Fresh chives can make just about anything taste better. Growing your own is fairly easy but why not try companion planting to gain even greater yields?

Growing Chive

(tips on growing chive in your garden)

Chive Flower & Butterfly

Chive Flower & Butterfly

Chive offers a uniquely fresh and mild onion taste to many of our favorite dishes. Sprinkled on top of a baked potato or scrambled eggs are two of our favorites.

If you plan on growing them in your herb garden, you might want to first check out our guide on growing chives and our companion planting guide. But first, be sure to check out the rest of this page which shares information on chive companion planting.

Chive Companion Planting

Adding chive to your garden where you grow parsley, broccoli, cabbage, eggplant, kohlrabi, mustard, peppers, potatoes, rhubarb, roses, squash, strawberries or tomatoes will help those plants. Companion planting chive with carrots will improve both the growth and flavor of your carrots. Grapes benefit from chive’s ability to repel aphids.

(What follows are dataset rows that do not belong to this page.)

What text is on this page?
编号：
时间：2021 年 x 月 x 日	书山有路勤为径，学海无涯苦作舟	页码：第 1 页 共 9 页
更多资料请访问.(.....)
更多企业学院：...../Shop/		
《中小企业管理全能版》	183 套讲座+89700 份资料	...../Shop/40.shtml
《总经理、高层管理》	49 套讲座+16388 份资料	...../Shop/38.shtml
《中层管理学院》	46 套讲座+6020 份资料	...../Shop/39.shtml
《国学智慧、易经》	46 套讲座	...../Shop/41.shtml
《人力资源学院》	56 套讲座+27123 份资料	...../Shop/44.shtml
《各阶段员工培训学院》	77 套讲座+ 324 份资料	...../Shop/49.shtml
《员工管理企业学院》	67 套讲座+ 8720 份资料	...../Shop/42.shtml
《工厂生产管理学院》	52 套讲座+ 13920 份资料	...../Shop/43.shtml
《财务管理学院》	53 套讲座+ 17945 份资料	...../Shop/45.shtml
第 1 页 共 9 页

Beets and carrots are good companion plants for chives. When chives are planted near carrots that have been allowed to bloom, it confuses both onion and carrot flies. Wild carrot or Queen Anne’s Lace will provide a lovely addition to your garden and provide the same benefits.

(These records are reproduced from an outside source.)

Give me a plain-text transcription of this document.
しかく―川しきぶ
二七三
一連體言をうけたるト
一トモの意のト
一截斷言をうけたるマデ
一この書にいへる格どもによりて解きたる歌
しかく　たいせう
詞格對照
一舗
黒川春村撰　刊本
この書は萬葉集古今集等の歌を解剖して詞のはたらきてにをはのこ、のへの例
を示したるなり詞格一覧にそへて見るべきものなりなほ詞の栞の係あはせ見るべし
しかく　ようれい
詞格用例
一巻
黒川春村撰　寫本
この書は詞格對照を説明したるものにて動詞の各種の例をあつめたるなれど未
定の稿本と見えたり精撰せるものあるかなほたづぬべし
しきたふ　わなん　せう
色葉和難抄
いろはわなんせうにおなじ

Chive companion planting asparagus, beans, peas and spinach is not recommended.

Companion Planting Chives as Disease Control

Chives will help prevent both apple scab disease and black spot on your roses but the plants may need to be several years old before becoming effective.

Chive tea, made from boiling chopped chives in water, can be used to help combat downy and powdery mildew on cucumbers and gooseberries.

Chive & Insects

Chive is believed to repel a number of harmful insects including aphids, beetles, cabbage worms, Japanese beetles and slugs.